Certainly, ECO have received quite a number of complaints from the public this year, citing the fish farming industry and agricultural farming as being responsible for eyesores and concern all over Orkney. These industries have to clean up their act! Fish farm operators and agricultural farmers must stop dumping both their new and ancient equipment wherever the mood takes them. Their dumping tarnishes Orkney’s reputation, much of it is unsafe, it spoils the visual enjoyment of their unfortunate neighbours, locals and tourists by having this debris strewn along our coastline. Ultimately dumping will affect the farming, fishing and tourism industry, since all of these businesses are interlinked with and dependent on Orkney being perceived as a place of natural and pristine beauty and one which all locals value.

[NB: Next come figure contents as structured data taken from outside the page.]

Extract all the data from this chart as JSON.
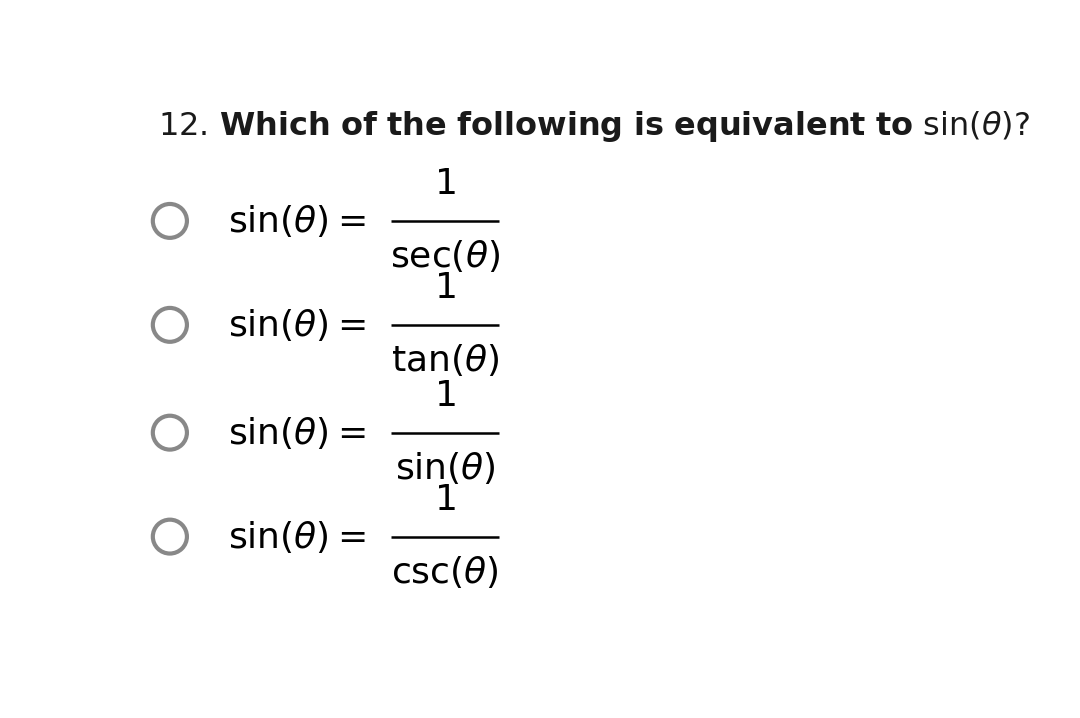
{
  "background_color": "#ffffff",
  "fig_width": 10.8,
  "fig_height": 7.18,
  "title_fontsize": 23,
  "option_fontsize": 26,
  "circle_color": "#888888",
  "options": [
    {
      "denominator": "\\\\sec(\\\\theta)"
    },
    {
      "denominator": "\\\\tan(\\\\theta)"
    },
    {
      "denominator": "\\\\sin(\\\\theta)"
    },
    {
      "denominator": "\\\\csc(\\\\theta)"
    }
  ]
}
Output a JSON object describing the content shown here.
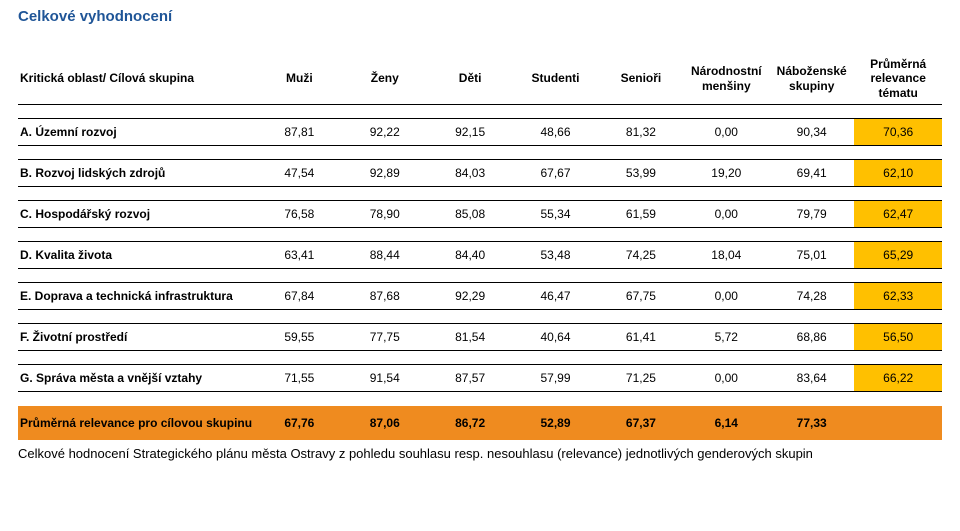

It took millions of years for the world’s human population to rise from our obscure origins to about 2 billion in the 1930’s. By the 1990’s, this figure has risen to nearly 6 billion. There is therefore a huge quantitative increase in the demands that our species makes on the planet - demands both in respect of use of resources and demands in relation to the accumulation of waste products. Moreover, the kinds of waste products we generate are now, in many cases, far removed from the products that the absorbent capacity of the biosphere has ordinarily had to deal with over long periods of time. Our demands on the planet are therefore very different, qualitatively, from what they have been until very recently in human history.
Waste management is surely a responsibility for all of us, at present we are all aware of the ancient, rusting cars, fridges and farming equipment dotted all over our islands, but, in the not too distant future we will also have to contend with a huge number of massive plastic / polystyrene fish farm cage structures which have reached the end their working life, what do we do with them and ultimately whose responsibility is it to deal with this waste?